Daddy’s little girl. I used to be one of those. I remember spending time with him and him spoiling me rotten every time we were there: picking out bunk beds, getting a TV VCR combo hung in our bedroom, playing board game after board game, delicious dinners at LoneStar and Red Lobster where he would spend our entire dinner cracking crab legs for me and Theresa. I remember the Wednesday night visits being cut out of the routine, followed by every other weekend being cut. Eventually the visits stopped altogether. I was young and I’m sure I don’t know all the details nor do I remember exactly how everything played out. I do know, that in time, his alcohol abuse made it unsafe for my sister and I to continue staying at his house. I don’t remember this bothering me much until later. I think it took a while for me to realize that we weren’t actually going to see him again.

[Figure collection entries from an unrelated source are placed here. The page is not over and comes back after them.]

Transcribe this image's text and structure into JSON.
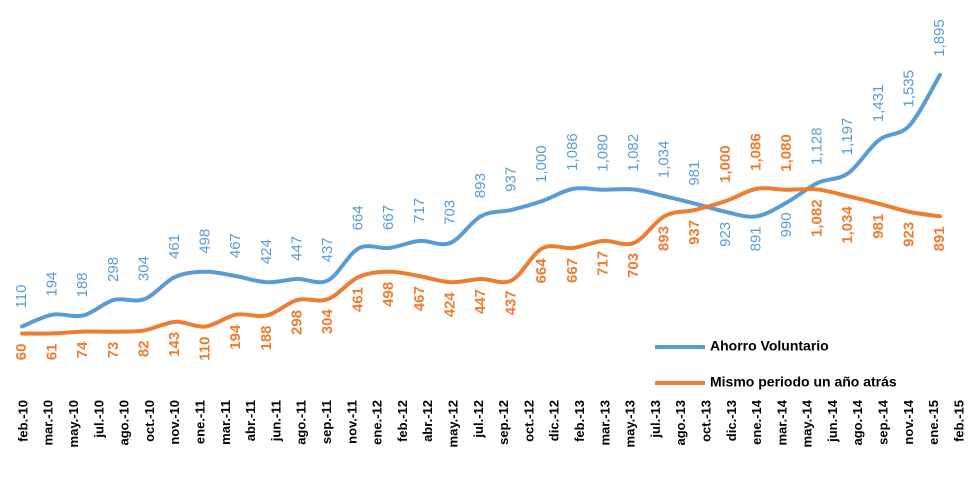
{
  "chart_data": {
    "type": "line",
    "xticks": [
      "feb.-10",
      "mar.-10",
      "may.-10",
      "jul.-10",
      "ago.-10",
      "oct.-10",
      "nov.-10",
      "ene.-11",
      "mar.-11",
      "abr.-11",
      "jun.-11",
      "ago.-11",
      "sep.-11",
      "nov.-11",
      "ene.-12",
      "feb.-12",
      "abr.-12",
      "may.-12",
      "jul.-12",
      "sep.-12",
      "oct.-12",
      "dic.-12",
      "feb.-13",
      "mar.-13",
      "may.-13",
      "jul.-13",
      "ago.-13",
      "oct.-13",
      "dic.-13",
      "ene.-14",
      "mar.-14",
      "may.-14",
      "jun.-14",
      "ago.-14",
      "sep.-14",
      "nov.-14",
      "ene.-15",
      "feb.-15"
    ],
    "ylim": [
      0,
      2000
    ],
    "legend": "right",
    "series": [
      {
        "name": "Ahorro Voluntario",
        "color": "#5b9bd5",
        "values": [
          110,
          194,
          188,
          298,
          304,
          461,
          498,
          467,
          424,
          447,
          437,
          664,
          667,
          717,
          703,
          893,
          937,
          1000,
          1086,
          1080,
          1082,
          1034,
          981,
          923,
          891,
          990,
          1128,
          1197,
          1431,
          1535,
          1895
        ],
        "value_labels": [
          "110",
          "194",
          "188",
          "298",
          "304",
          "461",
          "498",
          "467",
          "424",
          "447",
          "437",
          "664",
          "667",
          "717",
          "703",
          "893",
          "937",
          "1,000",
          "1,086",
          "1,080",
          "1,082",
          "1,034",
          "981",
          "923",
          "891",
          "990",
          "1,128",
          "1,197",
          "1,431",
          "1,535",
          "1,895"
        ]
      },
      {
        "name": "Mismo periodo un año atrás",
        "color": "#ed7d31",
        "values": [
          60,
          61,
          74,
          73,
          82,
          143,
          110,
          194,
          188,
          298,
          304,
          461,
          498,
          467,
          424,
          447,
          437,
          664,
          667,
          717,
          703,
          893,
          937,
          1000,
          1086,
          1080,
          1082,
          1034,
          981,
          923,
          891
        ],
        "value_labels": [
          "60",
          "61",
          "74",
          "73",
          "82",
          "143",
          "110",
          "194",
          "188",
          "298",
          "304",
          "461",
          "498",
          "467",
          "424",
          "447",
          "437",
          "664",
          "667",
          "717",
          "703",
          "893",
          "937",
          "1,000",
          "1,086",
          "1,080",
          "1,082",
          "1,034",
          "981",
          "923",
          "891"
        ]
      }
    ]
  }
}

It was probably in high school when I started spending a lot of time with friends in their homes, that I saw what a relationship with my dad could have been like. I know that he would have been at all of my dance performances obnoxiously in the front row, he would have bragged about me to his friends, hugged me when I was sad, and told me he was proud of me when I was feeling defeated. I always bonded with my friends’ dads and they always looked out for me, naturally. I still remember the graduation card that I got from my then best friend’s parents. There was a long, heart-felt note written in it and I could almost hear my dad’s voice reading it to me.
Shortly after I graduated high school is when my dad committed suicide. Although I went to the hospital several months before he died to see him in rehab as he recovered from his previous attempt, I just felt like I would have another chance. I wanted to reestablish a relationship that would follow me through my wedding preparations and raising my babies. I wanted to see him turn into a grandfather. We never got that chance. Not long after he was released from the hospital, he was gone forever.
There was a black cloud hanging over the whole wedding planning process. My dad was supposed to be there. I was getting married too young to not have my daddy there. I had the knight in shining armor – the man of my dreams, I had the huge princess gown, I had all my friends there, I had all the pink, bows, and bling a girl could ask for. But something was missing. The next most important person is the father of the bride, and he was trapped in a personalized 5×7 picture frame next to my great grandma and Chad’s grandpa between some candles on the memorial table.
I still have feelings of envy creep up every now and then when I see and hear of my now adult friends talking about their dads. The girls’ questions catch me off guard every single day, but I’m so glad we can talk about him. They know what he looks like and what we liked to do together. They know his name and that he loved me. They know that the reason I buy kiwi all summer long is because one of the fondest memories I have at my dad’s house is sitting in his recliner eating kiwi together. They recently asked if he watched us and if he knew who they were. I assured them that he did and that he was proud of them.
Father’s Day naturally unburies the buried feelings. There’s a void in my heart all day every day, but Father’s Day, his death date, his birthday, ya know, all those important days, that void is so strong. And it’s ok. I’m done feeling embarrassed about how I feel. I’m done pretending like I’m not grieving or that my grief in my situation is not as warranted as someone else’s grief in a different situation.
There is a silver lining…
When I married Chad, I was blessed beyond belief with the world’s BEST father-in-law. He has been there for me since day one. He raised four sons and he frequently refers to me as the daughter he never had (and boy, do I have him wrapped around my finger). He has met me at the Children’s Museum to jumpstart my dead van, he’s had a 45 minute phone conversation with me giving me step by step directions to getting out of the rough neighborhood I ended up in on accident. He came to my house to check it out when I got home to an open front door. He gives me the best hugs and tells me he’s proud of me. He’s one of the few people that can tell something is wrong with me and he manages to pull it out of me when I don’t want him to. I can cry on his shoulder without being embarrassed. He takes the girls for hours sometimes so I can do something alone. He buys me pedicures. We even have our own secret code where we can read each other’s minds across a loud, crowded room. He is a fantastic Pappy to the girls (who also have him tightly wrapped around their fingers). He treats Chad’s mom with respect and has shown his sons how to treat their wives. He literally was sent to me by God and he fills about 99% of that void.
So, maybe you, too, are sitting here on Father’s Day feeling that void, knowing that something is missing. Find whatever it is that makes you feel a little bit better about it and do it, do lots of it today. Maybe it’s crying, maybe it’s eating your dad’s favorite fruit, maybe it’s visiting the cemetery or taking a swig of his favorite whiskey. Maybe you go on about your day and don’t acknowledge that it’s Father’s Day at all. Whatever it is, you do you. Don’t let someone make you feel bad about your feelings. Own your feelings. Feel your feelings. And eventually, put your big girl panties back on, and go make that daddy of yours proud!
Happy Father’s Day to all the wonderful fathers, grandfathers, and single moms who have to play daddy!
Until next time…
“Dad – your life was a blessing, your memory a treasure…You are loved beyond words, and missed beyond measure.”